Using each platform’s reported or estimated subscriber base size plus U.S. viewership data from analytics company Luminate, Owl & Co. assigns a score to original content produced by Netflix, Disney+, Hulu, Paramount+, Apple TV+, and more.

The score takes into account what percentage of services’ total subscribers are watching shows–so if 20% of Netflix’s 326 million subscribers and 20% of Peacock’s 33 million subscribers watched new shows on each of those platforms during one particular month, that viewership would be given the same score.

With this announcement, Owl & Co. debuted its first set of in-universe ratings, and even with weighting, Netflix dominated the field. Its sex podcaster comedy series Nobody Wants This snagged an in-universe rating of 20.4, which means 20.4% of its total subscriber based watched the show during that month. It beat out Paramount+’s mafia series Tulsa King by nearly 4 points.

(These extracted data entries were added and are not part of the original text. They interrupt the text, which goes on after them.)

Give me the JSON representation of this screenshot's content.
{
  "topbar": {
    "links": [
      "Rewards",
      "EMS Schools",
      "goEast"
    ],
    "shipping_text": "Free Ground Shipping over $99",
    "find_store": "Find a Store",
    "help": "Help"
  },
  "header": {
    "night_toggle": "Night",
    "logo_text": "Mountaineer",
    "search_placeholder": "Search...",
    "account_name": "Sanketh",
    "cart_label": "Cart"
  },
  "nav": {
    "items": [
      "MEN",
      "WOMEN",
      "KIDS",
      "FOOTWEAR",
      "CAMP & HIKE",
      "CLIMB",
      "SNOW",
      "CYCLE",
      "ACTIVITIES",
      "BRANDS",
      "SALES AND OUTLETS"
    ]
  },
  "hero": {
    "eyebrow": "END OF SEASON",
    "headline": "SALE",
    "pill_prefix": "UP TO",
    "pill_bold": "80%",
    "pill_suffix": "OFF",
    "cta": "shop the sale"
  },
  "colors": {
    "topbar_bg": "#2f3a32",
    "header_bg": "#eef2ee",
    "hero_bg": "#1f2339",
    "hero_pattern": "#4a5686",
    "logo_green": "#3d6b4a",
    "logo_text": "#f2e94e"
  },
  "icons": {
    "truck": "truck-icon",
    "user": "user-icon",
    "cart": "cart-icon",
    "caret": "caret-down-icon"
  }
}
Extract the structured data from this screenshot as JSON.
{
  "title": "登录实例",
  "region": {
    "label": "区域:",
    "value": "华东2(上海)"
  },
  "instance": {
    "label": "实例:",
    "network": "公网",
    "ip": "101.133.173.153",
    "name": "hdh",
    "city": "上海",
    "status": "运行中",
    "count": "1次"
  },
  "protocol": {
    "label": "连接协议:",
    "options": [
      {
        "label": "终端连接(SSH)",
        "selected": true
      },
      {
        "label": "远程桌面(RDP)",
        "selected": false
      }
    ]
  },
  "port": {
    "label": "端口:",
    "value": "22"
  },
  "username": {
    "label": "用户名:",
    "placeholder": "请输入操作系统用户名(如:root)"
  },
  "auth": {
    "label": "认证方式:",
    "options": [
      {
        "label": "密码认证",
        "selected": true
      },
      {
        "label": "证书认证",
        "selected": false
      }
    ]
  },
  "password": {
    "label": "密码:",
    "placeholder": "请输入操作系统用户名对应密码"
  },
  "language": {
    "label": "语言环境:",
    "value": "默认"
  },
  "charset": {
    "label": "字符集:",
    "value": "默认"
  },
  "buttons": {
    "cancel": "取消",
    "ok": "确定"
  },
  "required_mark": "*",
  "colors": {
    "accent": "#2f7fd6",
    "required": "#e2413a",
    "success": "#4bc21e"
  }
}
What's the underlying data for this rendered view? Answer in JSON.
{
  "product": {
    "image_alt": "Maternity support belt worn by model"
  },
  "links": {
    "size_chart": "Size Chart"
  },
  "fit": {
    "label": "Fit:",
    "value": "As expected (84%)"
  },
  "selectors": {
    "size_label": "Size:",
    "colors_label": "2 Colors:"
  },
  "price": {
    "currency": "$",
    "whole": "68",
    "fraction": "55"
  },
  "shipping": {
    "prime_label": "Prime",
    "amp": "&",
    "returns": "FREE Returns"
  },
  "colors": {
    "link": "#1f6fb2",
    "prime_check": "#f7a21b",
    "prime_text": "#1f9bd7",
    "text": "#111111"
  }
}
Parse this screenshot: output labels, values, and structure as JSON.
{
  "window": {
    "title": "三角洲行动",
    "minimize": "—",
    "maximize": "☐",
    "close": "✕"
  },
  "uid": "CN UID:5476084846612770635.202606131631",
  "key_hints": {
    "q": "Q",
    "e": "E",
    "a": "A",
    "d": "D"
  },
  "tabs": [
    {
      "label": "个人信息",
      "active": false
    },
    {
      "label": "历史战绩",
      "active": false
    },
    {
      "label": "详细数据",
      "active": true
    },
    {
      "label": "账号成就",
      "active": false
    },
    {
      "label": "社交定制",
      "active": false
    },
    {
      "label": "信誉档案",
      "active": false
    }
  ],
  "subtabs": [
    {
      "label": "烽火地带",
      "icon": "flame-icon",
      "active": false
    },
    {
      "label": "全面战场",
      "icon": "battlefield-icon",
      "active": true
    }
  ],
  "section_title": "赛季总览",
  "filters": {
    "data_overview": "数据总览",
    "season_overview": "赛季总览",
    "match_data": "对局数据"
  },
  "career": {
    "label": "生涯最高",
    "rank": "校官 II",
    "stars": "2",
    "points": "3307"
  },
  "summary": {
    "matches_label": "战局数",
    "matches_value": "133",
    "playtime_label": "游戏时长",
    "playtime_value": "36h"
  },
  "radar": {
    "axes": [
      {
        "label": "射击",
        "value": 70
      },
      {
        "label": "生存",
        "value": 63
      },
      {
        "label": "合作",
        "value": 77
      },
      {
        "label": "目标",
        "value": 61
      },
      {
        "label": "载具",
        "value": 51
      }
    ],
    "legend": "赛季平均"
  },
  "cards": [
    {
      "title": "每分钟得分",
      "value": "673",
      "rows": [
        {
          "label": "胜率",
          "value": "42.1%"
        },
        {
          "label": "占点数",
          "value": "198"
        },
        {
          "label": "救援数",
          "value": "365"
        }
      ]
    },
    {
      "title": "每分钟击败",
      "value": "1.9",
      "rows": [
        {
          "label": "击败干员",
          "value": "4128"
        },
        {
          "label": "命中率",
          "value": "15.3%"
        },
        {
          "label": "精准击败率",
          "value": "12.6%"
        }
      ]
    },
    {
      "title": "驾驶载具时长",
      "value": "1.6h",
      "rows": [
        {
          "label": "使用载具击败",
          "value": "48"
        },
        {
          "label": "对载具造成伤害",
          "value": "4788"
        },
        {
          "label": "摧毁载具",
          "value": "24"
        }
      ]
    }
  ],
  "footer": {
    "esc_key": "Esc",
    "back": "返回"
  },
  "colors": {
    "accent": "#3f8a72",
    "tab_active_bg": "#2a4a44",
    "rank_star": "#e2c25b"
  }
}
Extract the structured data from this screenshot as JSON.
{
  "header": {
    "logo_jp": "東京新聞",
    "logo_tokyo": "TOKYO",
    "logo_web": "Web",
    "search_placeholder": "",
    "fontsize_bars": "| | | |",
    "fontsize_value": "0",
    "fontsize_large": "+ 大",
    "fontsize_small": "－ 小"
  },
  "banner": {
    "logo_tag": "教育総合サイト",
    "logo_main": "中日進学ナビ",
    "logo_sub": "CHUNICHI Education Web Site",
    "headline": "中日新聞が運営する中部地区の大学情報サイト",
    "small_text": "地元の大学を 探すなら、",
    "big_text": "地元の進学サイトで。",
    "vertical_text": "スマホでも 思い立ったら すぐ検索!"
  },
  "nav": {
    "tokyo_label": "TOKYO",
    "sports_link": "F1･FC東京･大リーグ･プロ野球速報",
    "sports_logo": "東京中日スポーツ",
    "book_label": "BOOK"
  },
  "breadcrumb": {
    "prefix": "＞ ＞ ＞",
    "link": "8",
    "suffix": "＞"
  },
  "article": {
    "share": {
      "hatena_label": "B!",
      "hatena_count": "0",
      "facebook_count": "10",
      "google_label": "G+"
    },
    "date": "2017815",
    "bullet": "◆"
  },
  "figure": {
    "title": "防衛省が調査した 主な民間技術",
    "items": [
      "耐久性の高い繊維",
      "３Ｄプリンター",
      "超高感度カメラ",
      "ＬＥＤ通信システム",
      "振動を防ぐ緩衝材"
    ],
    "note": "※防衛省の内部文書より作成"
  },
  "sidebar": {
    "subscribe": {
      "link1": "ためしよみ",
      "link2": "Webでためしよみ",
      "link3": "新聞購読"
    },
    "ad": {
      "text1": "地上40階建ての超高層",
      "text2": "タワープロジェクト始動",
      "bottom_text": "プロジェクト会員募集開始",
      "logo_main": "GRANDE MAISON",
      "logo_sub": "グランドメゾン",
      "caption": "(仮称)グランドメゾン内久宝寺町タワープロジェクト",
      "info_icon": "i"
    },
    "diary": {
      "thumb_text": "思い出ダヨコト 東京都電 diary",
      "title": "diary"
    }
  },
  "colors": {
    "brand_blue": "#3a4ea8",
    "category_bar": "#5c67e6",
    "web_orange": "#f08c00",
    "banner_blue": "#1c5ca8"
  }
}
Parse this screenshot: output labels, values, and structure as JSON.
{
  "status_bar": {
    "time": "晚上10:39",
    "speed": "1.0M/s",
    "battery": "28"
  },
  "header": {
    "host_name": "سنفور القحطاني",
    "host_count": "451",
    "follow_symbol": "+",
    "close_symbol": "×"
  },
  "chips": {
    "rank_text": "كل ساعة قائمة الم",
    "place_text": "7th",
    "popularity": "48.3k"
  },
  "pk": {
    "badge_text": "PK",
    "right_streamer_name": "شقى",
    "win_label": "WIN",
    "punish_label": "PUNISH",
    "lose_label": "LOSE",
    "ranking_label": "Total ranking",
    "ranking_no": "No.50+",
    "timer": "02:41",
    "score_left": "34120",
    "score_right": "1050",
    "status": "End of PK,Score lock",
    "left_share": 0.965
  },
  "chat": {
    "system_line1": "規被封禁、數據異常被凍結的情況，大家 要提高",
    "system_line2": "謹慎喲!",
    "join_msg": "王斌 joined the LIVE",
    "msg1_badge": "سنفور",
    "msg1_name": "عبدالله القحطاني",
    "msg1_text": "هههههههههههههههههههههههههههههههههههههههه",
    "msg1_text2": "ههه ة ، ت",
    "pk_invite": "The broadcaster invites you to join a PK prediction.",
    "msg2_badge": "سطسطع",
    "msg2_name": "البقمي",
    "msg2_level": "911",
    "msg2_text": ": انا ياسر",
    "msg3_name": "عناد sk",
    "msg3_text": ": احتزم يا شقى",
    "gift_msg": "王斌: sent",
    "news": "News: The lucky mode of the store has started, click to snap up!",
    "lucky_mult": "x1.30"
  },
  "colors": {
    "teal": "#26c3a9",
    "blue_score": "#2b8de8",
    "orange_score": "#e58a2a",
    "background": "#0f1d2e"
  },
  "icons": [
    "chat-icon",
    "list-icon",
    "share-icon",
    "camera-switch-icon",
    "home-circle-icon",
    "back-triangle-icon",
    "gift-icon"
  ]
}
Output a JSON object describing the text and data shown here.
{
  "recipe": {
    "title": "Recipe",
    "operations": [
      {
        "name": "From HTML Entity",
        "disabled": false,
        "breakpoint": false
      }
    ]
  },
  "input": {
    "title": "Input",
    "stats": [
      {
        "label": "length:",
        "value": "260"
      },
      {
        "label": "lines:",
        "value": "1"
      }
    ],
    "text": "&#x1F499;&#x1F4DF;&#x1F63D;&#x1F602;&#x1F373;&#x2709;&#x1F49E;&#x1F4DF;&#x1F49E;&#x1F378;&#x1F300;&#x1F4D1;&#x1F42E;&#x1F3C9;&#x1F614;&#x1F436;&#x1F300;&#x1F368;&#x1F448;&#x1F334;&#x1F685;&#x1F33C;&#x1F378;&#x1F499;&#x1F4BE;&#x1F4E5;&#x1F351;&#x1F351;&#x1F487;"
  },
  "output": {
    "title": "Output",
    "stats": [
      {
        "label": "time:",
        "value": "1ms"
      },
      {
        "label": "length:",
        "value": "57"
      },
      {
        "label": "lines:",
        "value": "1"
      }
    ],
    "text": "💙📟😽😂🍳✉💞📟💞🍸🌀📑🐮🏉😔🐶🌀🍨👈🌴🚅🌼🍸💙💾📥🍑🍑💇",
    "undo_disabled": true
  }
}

Here are Owl & Co.’s top 20 shows for October:

In addition to allowing streaming services to be judged against one another, Owl & Co.’s measurement provides some context for compensation, too: Lopez told Variety that the 20.4 rating for Nobody Wants This means the show’s writers are almost certain to qualify for the success bonus the Writer’s Guild of America secured during the strike last year, since it was watched by more than 20% of Netflix’s U.S. subscriber base within its first 90 days of release.

With Owl & Co. planning to continue releasing monthly ratings, we’ll have a better idea than ever of how many people are watching streaming shows–and what sort of competition these services all pose for one another.